I had been writing Regencies for 15 years when my first mystery came out, in 1994.  The 25th comes out in June.  I've been working with the same editor at St Martin's Minotaur for TWENTY years, the longest of any of his authors!

Just in time for that anniversary, the first of the Daisy Dalrymple mysteries is being reissued in trade paperback with a brand-new cover, by the artist who has been doing the art for the series since the 12th, Die Laughing.

http://www.amazon.com/Death-Wentwater-Court-Dalrymple-Mysteries/dp/1250060796/ref=sr_1_1_twi_1?s=books&ie=UTF8&qid=1425508049&sr=1-1&keywords=death+at+wentwater+court

In comparison, here is the original hardcover, as well as the large print, audio, UK, Polish, and a couple of German translation covers:


original
large print
audio

first German edition
second German edition



UK
US paperback



Interesting to see what different artists make of the story--or at least of whatever they've been told about it! I think the new one is far and away the best, though I don't recall giving Daisy a red scarf. I've already been asked for suggestions for the reissue of the second in the series, The Winter Garden Mystery, and I can't wait to see it (not coming out till Dec. 2016 so I guess I'll have to wait!).

Death at Wentwater Court trade pb due out March 17th, available for preorder.


Wednesday, November 6, 2013

Misleading cover art

by Carola

I've already posted the covers of the Polish translations of my Daisy Dalrymple mysteries, and commented on the black cat that infests them though not appearing in the books http://murderousmusings.blogspot.com/2013/08/daisy-in-polish.html

This is a much more misleading cover:



The Hebrew translation of Mayhem and Miranda, one of my Regencies. Unless they drastically altered the text in translating it, the pic has nothing whatever to do with the story.
Anyone buying the book expecting a bodice-ripper would be sorely disappointed. What's more, they spelled my name--I'm told--Carol Deen.
 


 This original paperback cover and the ebook cover on the right are far more appropriate.

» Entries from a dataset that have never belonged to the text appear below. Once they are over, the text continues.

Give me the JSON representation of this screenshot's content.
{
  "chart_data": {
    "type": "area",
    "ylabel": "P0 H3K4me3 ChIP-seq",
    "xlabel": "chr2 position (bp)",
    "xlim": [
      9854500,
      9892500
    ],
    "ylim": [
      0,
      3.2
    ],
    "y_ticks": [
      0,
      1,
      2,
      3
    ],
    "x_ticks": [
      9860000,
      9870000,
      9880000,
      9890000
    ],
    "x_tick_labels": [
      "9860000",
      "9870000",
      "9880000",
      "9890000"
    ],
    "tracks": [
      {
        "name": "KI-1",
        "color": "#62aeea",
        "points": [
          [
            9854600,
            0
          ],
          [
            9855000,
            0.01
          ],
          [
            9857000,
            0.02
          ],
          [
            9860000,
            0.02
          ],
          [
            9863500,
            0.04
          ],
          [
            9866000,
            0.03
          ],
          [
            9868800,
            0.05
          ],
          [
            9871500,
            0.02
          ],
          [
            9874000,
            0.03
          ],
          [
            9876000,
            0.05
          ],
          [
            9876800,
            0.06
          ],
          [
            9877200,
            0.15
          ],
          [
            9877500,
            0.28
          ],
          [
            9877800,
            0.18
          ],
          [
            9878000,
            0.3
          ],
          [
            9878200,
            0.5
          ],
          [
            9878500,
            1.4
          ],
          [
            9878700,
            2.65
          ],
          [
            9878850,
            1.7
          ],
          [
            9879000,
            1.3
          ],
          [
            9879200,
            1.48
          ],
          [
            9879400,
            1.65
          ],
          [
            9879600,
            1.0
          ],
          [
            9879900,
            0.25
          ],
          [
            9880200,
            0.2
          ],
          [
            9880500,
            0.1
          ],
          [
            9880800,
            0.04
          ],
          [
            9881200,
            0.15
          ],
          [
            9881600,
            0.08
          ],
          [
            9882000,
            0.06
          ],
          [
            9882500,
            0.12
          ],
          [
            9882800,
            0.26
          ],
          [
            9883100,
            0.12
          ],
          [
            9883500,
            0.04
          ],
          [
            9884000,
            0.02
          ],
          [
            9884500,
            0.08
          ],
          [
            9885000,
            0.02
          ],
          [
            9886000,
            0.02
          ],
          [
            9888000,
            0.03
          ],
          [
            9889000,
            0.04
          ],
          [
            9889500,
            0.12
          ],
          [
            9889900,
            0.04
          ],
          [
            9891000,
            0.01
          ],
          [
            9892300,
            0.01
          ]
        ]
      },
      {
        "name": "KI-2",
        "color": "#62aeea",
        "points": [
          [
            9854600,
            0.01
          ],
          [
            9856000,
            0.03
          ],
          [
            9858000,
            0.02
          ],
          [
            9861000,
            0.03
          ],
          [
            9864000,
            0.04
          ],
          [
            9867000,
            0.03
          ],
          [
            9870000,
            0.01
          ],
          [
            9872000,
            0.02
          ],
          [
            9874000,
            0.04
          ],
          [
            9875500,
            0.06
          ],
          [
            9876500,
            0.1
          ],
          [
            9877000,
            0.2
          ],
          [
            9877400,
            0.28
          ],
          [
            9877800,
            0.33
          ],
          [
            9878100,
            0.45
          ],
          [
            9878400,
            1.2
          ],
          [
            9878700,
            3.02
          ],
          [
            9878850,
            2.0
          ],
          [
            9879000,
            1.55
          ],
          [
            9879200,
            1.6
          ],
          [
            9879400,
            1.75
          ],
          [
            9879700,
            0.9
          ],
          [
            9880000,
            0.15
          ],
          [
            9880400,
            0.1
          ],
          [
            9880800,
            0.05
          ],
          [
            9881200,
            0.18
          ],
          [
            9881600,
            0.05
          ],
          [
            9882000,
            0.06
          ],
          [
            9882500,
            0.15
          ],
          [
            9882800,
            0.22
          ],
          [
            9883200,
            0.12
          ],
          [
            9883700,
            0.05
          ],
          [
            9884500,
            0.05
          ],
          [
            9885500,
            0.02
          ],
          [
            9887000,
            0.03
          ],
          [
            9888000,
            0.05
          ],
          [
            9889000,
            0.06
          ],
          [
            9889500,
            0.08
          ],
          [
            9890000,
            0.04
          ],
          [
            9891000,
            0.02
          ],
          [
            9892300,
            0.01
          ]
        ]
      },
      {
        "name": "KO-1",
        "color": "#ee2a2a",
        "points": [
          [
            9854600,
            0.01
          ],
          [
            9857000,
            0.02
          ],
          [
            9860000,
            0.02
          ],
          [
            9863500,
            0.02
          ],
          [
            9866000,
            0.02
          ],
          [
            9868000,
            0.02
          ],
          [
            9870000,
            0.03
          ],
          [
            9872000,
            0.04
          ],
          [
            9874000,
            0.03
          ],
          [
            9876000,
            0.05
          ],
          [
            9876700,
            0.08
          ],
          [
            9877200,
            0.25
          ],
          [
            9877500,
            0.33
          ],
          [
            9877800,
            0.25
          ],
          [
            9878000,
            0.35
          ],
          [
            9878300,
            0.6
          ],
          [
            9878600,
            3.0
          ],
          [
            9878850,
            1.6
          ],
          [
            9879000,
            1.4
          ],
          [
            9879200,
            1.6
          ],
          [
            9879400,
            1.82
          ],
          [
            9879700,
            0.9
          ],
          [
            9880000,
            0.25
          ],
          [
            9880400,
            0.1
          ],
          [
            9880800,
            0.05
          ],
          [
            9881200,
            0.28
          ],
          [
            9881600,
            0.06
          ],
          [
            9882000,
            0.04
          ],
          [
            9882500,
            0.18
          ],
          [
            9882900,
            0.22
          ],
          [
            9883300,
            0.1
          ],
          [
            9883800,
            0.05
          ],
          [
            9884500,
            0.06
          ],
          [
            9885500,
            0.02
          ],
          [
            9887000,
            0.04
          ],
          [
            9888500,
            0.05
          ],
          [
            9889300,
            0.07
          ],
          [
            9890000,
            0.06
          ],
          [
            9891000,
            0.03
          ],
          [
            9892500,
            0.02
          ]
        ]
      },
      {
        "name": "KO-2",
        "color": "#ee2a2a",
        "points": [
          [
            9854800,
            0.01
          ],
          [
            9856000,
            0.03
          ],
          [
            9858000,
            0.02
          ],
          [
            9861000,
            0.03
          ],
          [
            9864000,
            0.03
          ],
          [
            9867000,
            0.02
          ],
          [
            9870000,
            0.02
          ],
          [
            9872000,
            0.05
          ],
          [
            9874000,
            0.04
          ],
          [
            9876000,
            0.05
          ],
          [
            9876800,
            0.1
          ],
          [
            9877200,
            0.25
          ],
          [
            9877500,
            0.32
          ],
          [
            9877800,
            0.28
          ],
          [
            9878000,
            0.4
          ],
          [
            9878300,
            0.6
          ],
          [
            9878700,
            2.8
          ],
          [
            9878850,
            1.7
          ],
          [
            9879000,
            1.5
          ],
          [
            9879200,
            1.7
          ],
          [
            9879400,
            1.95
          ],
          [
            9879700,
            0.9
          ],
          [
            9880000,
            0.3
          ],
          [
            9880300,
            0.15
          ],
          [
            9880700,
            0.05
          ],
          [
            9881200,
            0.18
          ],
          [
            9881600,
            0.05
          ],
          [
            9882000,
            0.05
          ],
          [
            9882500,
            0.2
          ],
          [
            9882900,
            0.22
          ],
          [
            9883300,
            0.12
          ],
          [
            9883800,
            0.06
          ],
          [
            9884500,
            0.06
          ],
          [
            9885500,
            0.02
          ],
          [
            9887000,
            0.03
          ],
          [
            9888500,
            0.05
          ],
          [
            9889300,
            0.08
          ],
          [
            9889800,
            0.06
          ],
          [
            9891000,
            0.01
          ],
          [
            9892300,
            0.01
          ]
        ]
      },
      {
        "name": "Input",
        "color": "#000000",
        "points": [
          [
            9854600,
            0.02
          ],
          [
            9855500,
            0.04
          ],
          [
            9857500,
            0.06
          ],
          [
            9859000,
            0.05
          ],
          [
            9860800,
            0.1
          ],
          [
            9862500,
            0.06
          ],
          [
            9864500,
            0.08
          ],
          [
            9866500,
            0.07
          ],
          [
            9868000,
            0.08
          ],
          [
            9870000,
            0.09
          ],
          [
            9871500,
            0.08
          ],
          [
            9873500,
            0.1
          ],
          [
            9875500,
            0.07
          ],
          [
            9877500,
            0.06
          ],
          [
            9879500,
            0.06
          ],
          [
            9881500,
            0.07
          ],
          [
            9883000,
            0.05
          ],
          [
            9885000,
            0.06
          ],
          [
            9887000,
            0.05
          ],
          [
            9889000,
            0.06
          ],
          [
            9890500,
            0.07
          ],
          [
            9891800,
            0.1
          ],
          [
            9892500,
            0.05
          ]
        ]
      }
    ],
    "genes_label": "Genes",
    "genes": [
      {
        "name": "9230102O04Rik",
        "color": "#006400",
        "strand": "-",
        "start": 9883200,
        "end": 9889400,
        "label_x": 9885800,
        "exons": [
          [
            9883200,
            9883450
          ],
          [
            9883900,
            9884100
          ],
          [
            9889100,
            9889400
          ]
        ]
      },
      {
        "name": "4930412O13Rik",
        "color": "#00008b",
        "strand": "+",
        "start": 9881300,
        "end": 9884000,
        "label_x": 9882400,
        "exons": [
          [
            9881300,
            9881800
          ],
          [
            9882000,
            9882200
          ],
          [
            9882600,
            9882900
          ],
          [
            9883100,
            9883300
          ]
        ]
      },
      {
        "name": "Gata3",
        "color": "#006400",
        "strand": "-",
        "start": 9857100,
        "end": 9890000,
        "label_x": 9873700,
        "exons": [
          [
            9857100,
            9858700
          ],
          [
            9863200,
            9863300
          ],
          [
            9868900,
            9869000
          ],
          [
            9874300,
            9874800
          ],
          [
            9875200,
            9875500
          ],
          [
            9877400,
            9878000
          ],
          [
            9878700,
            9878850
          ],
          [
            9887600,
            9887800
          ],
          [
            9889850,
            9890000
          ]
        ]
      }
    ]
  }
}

That was probably the most downright wrong cover I've had, being of the wrong genre, but over the years there has been plenty of just-not-quite-right art.





Of my mysteries, the worst (twice) is Requiem for a Mezzo, the third Daisy Dalrymple mystery.

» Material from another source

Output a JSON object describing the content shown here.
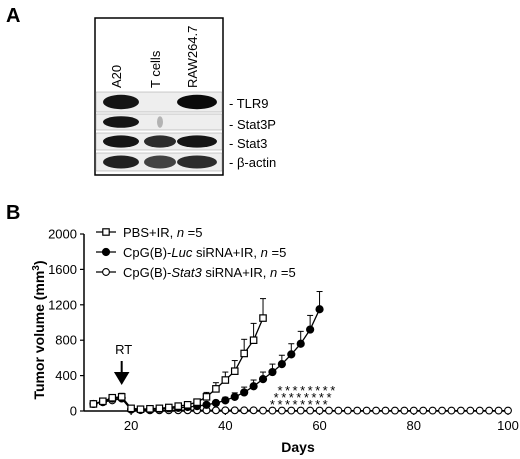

From this, wouldn't you reckon the victim was a blonde in a red dress? Or, according to the UK edition, a brunette in a blue dress?

 The audio version thinks it was a blonde in a black dress.

My mother, for one, kept switching between text and cover of the first one, thoroughly confused because it's actually a blonde in a blue dress.
 










This cover is really cute: the three-year-old, black-haired like her Spanish mother, is adorable. (We'll ignore the fact that the hero and heroine ought to be watching her and stopping her from feeding a swan--a highly dangerous act!)

Its sequel takes place about three months later. In the meantime the darling little girl has aged by five years or so and bleached her hair:



Odd!

       The ebook cover----> is perfect. I was browsing in a thrift shop in England when I found a print of an artillery officer of the British Army in the Napoleonic era. That's what Captain Ingram is. My Regency ebook publisher used
it, so this is just right.







One that I can't show you because I managed to get it changed is the hardcover of Dead in the Water, the 6th Daisy mystery. It's set in Henley-on-Thames, a small, pretty town 35 miles or so west of London. Luckily my editor sent me a preview--which doesn't always happen. The art showed St Paul's, Tower Bridge, Big Ben... I can't actually remember which London landmarks, but several were squished in. I squealed loudly (via email) and he asked the art department why they'd done it. They said it was to show the book took place in England! As the previous 5 of the series had also taken place in England, it seemed an insufficient reason. They changed it. It's not a very attractive cover but at least it's not apparently set in London.

I could go on practically without end, but don't worry, I won't. Just one more art department decision.



They changed the title of The Actress and the Rake, and asked why, said it was too long. THREE LETTERS they couldn't fit in, apparently. I could have.

So don't ask an author why the cover doesn't fit the book. It's not his/her fault!